Bapak Manlian Ronald Adventus Simanjuntak menyatakan, "Salah satu upaya menjaga kualitas pelaku usaha jasa konstruksi adalah dengan Pengembangan Usaha Berkelanjutan (PUB), sebagaimana diamanatkan oleh Pasal 37 UU Nomor 2 Tahun 2017, yang bertujuan untuk memenuhi kebutuhan profil pelaksanaan usaha pelaku sektor jasa konstruksi. PUB dan Pengembangan Keprofesian Berkelanjutan (PKB) merupakan kegiatan pemberdayaan bagi anggota dan juga syarat akreditasi asosiasi dengan bobot 25%." Hal ini menunjukkan pentingnya pelaksanaan pemberdayaan anggota sebagai tugas asosiasi sesuai dengan amanat Peraturan Menteri PUPR Nomor 10 Tahun 2020 yang dituangkan dalam Peraturan Pemerintah Nomor 14 Tahun 2021.
"Pemerintah melalui LPJK memiliki peran strategis, antara lain untuk mendorong tingkat kepatuhan LSP/LSBU terhadap pemenuhan ketentuan peraturan yang berlaku, mendorong peran penilai ahli dalam setiap terjadinya kegagalan bangunan, meningkatkan kualitas dan kuantitas pelaksanaan akreditasi asosiasi, serta mempercepat pelayanan publik berbasis teknologi informasi," jelas Pengurus LPJK Bidang III.
Bagi tenaga kerja konstruksi yang dianggap kompeten, harus memenuhi tiga syarat: pengetahuan atau ilmu yang memadai, integritas atau sikap, dan keterampilan yang memadai.

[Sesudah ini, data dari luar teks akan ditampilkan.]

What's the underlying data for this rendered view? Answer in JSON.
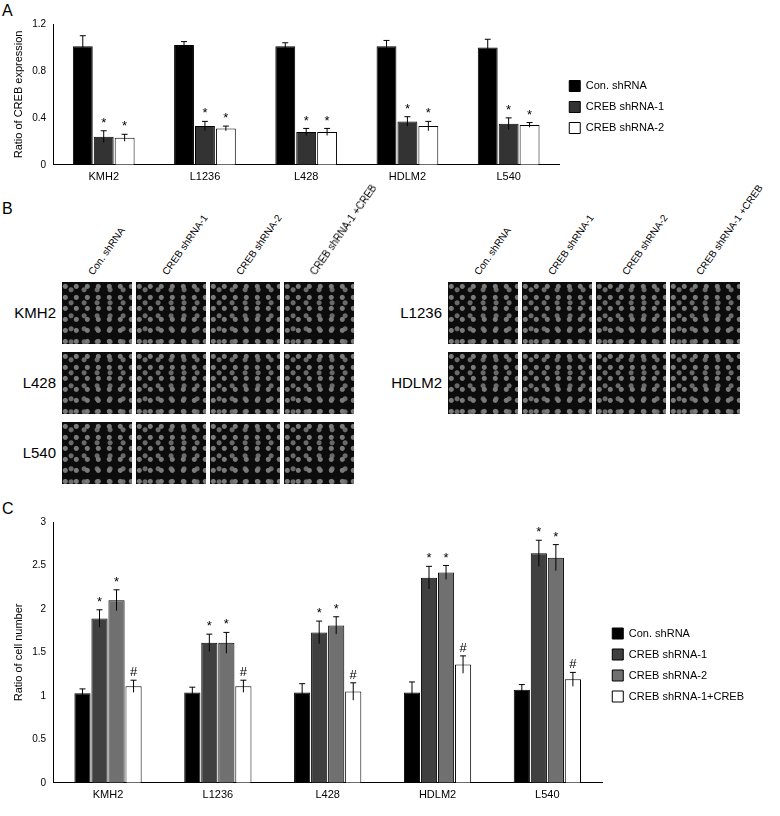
{
  "chart_data": [
    {
      "type": "bar",
      "panel_label": "A",
      "y_label": "Ratio of CREB expression",
      "categories": [
        "KMH2",
        "L1236",
        "L428",
        "HDLM2",
        "L540"
      ],
      "ylim": [
        0,
        1.2
      ],
      "yticks": [
        0,
        0.4,
        0.8,
        1.2
      ],
      "grid": false,
      "legend": "right",
      "series": [
        {
          "name": "Con. shRNA",
          "color": "#000000",
          "values": [
            1.01,
            1.02,
            1.01,
            1.01,
            1.0
          ],
          "errors": [
            0.09,
            0.03,
            0.03,
            0.05,
            0.07
          ]
        },
        {
          "name": "CREB shRNA-1",
          "color": "#333333",
          "values": [
            0.24,
            0.33,
            0.28,
            0.37,
            0.35
          ],
          "errors": [
            0.05,
            0.04,
            0.03,
            0.04,
            0.05
          ],
          "annotations": [
            "*",
            "*",
            "*",
            "*",
            "*"
          ]
        },
        {
          "name": "CREB shRNA-2",
          "color": "#ffffff",
          "values": [
            0.23,
            0.31,
            0.28,
            0.33,
            0.34
          ],
          "errors": [
            0.03,
            0.02,
            0.03,
            0.04,
            0.02
          ],
          "annotations": [
            "*",
            "*",
            "*",
            "*",
            "*"
          ]
        }
      ]
    },
    {
      "type": "bar",
      "panel_label": "C",
      "y_label": "Ratio of cell number",
      "categories": [
        "KMH2",
        "L1236",
        "L428",
        "HDLM2",
        "L540"
      ],
      "ylim": [
        0,
        3
      ],
      "yticks": [
        0,
        0.5,
        1,
        1.5,
        2,
        2.5,
        3
      ],
      "grid": false,
      "legend": "right",
      "series": [
        {
          "name": "Con. shRNA",
          "color": "#000000",
          "values": [
            1.03,
            1.04,
            1.04,
            1.04,
            1.07
          ],
          "errors": [
            0.05,
            0.06,
            0.1,
            0.12,
            0.06
          ]
        },
        {
          "name": "CREB shRNA-1",
          "color": "#404040",
          "values": [
            1.89,
            1.61,
            1.73,
            2.36,
            2.64
          ],
          "errors": [
            0.1,
            0.1,
            0.13,
            0.13,
            0.15
          ],
          "annotations": [
            "*",
            "*",
            "*",
            "*",
            "*"
          ]
        },
        {
          "name": "CREB shRNA-2",
          "color": "#707070",
          "values": [
            2.1,
            1.61,
            1.81,
            2.42,
            2.59
          ],
          "errors": [
            0.12,
            0.12,
            0.1,
            0.08,
            0.15
          ],
          "annotations": [
            "*",
            "*",
            "*",
            "*",
            "*"
          ]
        },
        {
          "name": "CREB shRNA-1+CREB",
          "color": "#ffffff",
          "values": [
            1.11,
            1.11,
            1.05,
            1.36,
            1.19
          ],
          "errors": [
            0.07,
            0.07,
            0.1,
            0.1,
            0.08
          ],
          "annotations": [
            "#",
            "#",
            "#",
            "#",
            "#"
          ]
        }
      ]
    }
  ],
  "image_panel": {
    "panel_label": "B",
    "groups": [
      {
        "columns": [
          "Con. shRNA",
          "CREB shRNA-1",
          "CREB shRNA-2",
          "CREB shRNA-1 +CREB"
        ],
        "rows": [
          "KMH2",
          "L428",
          "L540"
        ]
      },
      {
        "columns": [
          "Con. shRNA",
          "CREB shRNA-1",
          "CREB shRNA-2",
          "CREB shRNA-1 +CREB"
        ],
        "rows": [
          "L1236",
          "HDLM2"
        ]
      }
    ]
  }
}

Harapannya, semua tenaga kerja konstruksi yang memiliki Sertifikat Keahlian Kompetensi (SKK) memiliki kualitas yang baik, karena merekalah yang dapat mewujudkan konstruksi yang sehat, aman, dan berkelanjutan. Kualitas bangunan yang baik dapat tercapai apabila tata kelola oleh pekerja dan cara yang baik.